Treatment aims to reduce symptoms and slow the disease progression. This involves preserving the joint function, relieving pain, controlling the systemic involvement and protecting the joint’s internal surfaces.
The treatment generally involves medication from the GP, orthopaedic surgery as necessary and podiatry. A variety of allied health professionals such as physiotherapy and occupational therapy also have a role to play.
Podiatrists play a pivotal role in management of rheumatoid arthritis. This is because weightbearing significantly worsens the impacts of the condition on the feet and lower limbs.
Skin and nail treatment
Digital accommodation for deformities
Orthoses to support the natural foot function / alignment.
Rheumatoid arthritis is a chronic, systemic, inflammatory autoimmune disease characterized by progressive joint destruction and disability.
People with Rheumatoid arthritis have joint stiffness in the morning. This usually exceeds 60 minutes and affects >3 joints.
Rheumatoid arthritis causes pain, oedema (swelling), stiffness, weakness and deformity of the joints. It affects either the hand or foot and progresses towards the body.
Difference with osteoarthritis:
It is different from common osteo-arthritis in that the stiffness often lasts longer. Furthermore, There is also redness and warmth of the affected joints.
Another important difference between the two is that rheumatoid arthritis has associated systemic symptoms. These include fatigue, malaise (feeling unwell), anorexia and fever.
How is it diagnosed?
The diagnosis of rheumatoid arthritis is made on a combination of symptoms with X-ray’s. The X-ray’s will show different things at different stages of the disease process.
Early stage X-rays:
At the early stage it shows soft tissue swelling, the breakdown of the bones surrounding joints and inflammation of the joint spaces themselves (synovitis).

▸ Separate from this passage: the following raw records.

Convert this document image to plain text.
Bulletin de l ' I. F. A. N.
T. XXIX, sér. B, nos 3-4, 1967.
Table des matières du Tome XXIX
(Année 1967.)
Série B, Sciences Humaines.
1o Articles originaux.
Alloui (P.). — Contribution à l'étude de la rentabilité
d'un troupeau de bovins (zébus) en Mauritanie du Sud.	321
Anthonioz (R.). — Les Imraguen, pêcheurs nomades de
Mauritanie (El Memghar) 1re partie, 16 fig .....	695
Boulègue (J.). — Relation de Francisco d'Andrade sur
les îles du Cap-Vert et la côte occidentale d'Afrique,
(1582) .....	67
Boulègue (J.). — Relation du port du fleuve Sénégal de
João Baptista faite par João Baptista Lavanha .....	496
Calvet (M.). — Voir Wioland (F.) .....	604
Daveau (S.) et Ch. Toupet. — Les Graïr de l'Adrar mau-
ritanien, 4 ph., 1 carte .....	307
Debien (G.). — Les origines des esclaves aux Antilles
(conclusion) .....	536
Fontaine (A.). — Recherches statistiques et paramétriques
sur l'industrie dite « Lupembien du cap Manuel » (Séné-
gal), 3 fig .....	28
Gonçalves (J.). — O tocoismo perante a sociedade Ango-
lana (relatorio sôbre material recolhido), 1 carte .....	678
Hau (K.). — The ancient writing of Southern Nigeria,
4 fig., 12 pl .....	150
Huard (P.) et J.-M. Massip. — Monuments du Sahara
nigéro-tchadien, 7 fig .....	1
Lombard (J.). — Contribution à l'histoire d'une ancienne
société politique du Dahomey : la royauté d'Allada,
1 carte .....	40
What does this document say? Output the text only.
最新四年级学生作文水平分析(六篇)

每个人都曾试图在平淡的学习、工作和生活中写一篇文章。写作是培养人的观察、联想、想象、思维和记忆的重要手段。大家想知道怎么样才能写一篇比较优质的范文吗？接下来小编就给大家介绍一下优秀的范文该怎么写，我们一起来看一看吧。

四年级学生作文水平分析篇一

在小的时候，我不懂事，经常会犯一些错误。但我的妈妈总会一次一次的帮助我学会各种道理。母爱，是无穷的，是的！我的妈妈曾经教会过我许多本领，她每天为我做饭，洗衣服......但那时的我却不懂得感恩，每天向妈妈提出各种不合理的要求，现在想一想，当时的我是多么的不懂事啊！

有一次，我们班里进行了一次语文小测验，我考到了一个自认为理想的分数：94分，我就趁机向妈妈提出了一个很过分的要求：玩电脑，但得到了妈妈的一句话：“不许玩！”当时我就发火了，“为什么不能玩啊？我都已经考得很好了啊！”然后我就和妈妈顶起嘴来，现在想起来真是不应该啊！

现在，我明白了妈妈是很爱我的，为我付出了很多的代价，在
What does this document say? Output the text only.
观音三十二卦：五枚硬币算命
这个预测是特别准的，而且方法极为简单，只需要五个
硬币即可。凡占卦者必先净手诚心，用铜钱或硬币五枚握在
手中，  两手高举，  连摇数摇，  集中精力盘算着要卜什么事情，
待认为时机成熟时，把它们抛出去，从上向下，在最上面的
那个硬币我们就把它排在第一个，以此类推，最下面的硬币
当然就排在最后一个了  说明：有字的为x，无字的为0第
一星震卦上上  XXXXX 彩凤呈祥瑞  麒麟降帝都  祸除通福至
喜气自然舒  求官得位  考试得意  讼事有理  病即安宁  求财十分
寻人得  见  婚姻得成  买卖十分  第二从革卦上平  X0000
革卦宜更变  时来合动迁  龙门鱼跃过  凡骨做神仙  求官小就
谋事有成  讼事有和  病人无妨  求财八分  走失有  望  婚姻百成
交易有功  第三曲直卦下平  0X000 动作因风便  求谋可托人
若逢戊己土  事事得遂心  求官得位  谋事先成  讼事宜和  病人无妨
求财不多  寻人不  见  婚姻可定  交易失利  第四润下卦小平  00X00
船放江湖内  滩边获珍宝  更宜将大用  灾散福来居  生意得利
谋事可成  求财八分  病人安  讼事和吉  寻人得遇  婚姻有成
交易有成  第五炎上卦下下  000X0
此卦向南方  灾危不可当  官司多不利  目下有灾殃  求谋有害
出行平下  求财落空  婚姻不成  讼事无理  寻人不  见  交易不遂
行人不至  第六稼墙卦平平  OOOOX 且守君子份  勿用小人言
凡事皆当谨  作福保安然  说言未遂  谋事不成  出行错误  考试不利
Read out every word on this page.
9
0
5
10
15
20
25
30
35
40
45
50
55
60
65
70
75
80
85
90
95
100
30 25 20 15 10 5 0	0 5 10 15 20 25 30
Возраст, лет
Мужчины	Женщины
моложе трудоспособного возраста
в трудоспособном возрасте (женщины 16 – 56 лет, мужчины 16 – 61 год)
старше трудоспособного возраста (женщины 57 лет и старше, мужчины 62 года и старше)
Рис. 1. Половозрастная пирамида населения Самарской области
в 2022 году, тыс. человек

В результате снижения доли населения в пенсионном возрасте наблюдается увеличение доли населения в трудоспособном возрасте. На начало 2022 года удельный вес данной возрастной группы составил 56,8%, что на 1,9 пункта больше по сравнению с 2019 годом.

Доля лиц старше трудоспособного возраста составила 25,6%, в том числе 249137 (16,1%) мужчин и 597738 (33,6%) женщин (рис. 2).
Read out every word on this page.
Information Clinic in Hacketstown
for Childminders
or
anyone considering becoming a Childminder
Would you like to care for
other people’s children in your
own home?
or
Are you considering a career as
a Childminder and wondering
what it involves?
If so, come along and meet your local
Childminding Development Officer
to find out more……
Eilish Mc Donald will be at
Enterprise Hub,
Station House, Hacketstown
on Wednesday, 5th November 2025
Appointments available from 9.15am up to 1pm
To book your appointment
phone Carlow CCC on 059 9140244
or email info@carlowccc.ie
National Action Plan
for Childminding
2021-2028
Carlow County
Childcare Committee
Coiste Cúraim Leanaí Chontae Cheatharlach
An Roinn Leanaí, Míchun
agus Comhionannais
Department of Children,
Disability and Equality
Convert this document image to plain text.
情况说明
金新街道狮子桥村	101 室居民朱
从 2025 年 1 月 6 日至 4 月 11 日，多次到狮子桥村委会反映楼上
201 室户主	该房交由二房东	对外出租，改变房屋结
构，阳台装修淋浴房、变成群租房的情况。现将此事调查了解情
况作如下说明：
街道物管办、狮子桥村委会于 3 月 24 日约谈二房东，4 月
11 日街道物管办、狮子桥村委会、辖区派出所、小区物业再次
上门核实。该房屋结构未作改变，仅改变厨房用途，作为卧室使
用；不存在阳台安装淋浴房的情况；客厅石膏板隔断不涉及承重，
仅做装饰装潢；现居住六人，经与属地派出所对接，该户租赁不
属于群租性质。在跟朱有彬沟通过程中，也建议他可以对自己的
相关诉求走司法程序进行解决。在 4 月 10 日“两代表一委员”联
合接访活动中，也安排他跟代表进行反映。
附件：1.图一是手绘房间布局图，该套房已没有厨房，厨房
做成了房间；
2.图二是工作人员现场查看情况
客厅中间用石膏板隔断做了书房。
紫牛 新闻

As the disease progresses the joints begin to lose the space between them. Thereafter, little bony erosions form near to the joints called “rat-bite” erosions.
Final Stage X-rays:
In the final stages of the disease there will be an increase in the bony erosions. There will also be a weakening of the structure of the bones (osteopenia), joint subluxations (coming out of place), inflammation of the areas around the joints. Furthermore, there will be little areas inside the bones near joints where it appears the bone has disintegrated. These are called pseudocysts.
With the X-rays, in conjunction with a blood test to confirm a certain chemical called rheumatoid factor, the previously mentioned symptoms and how the condition looks in clinic, for example are there nodules forming on the affected joints – the doctor will make a diagnosis.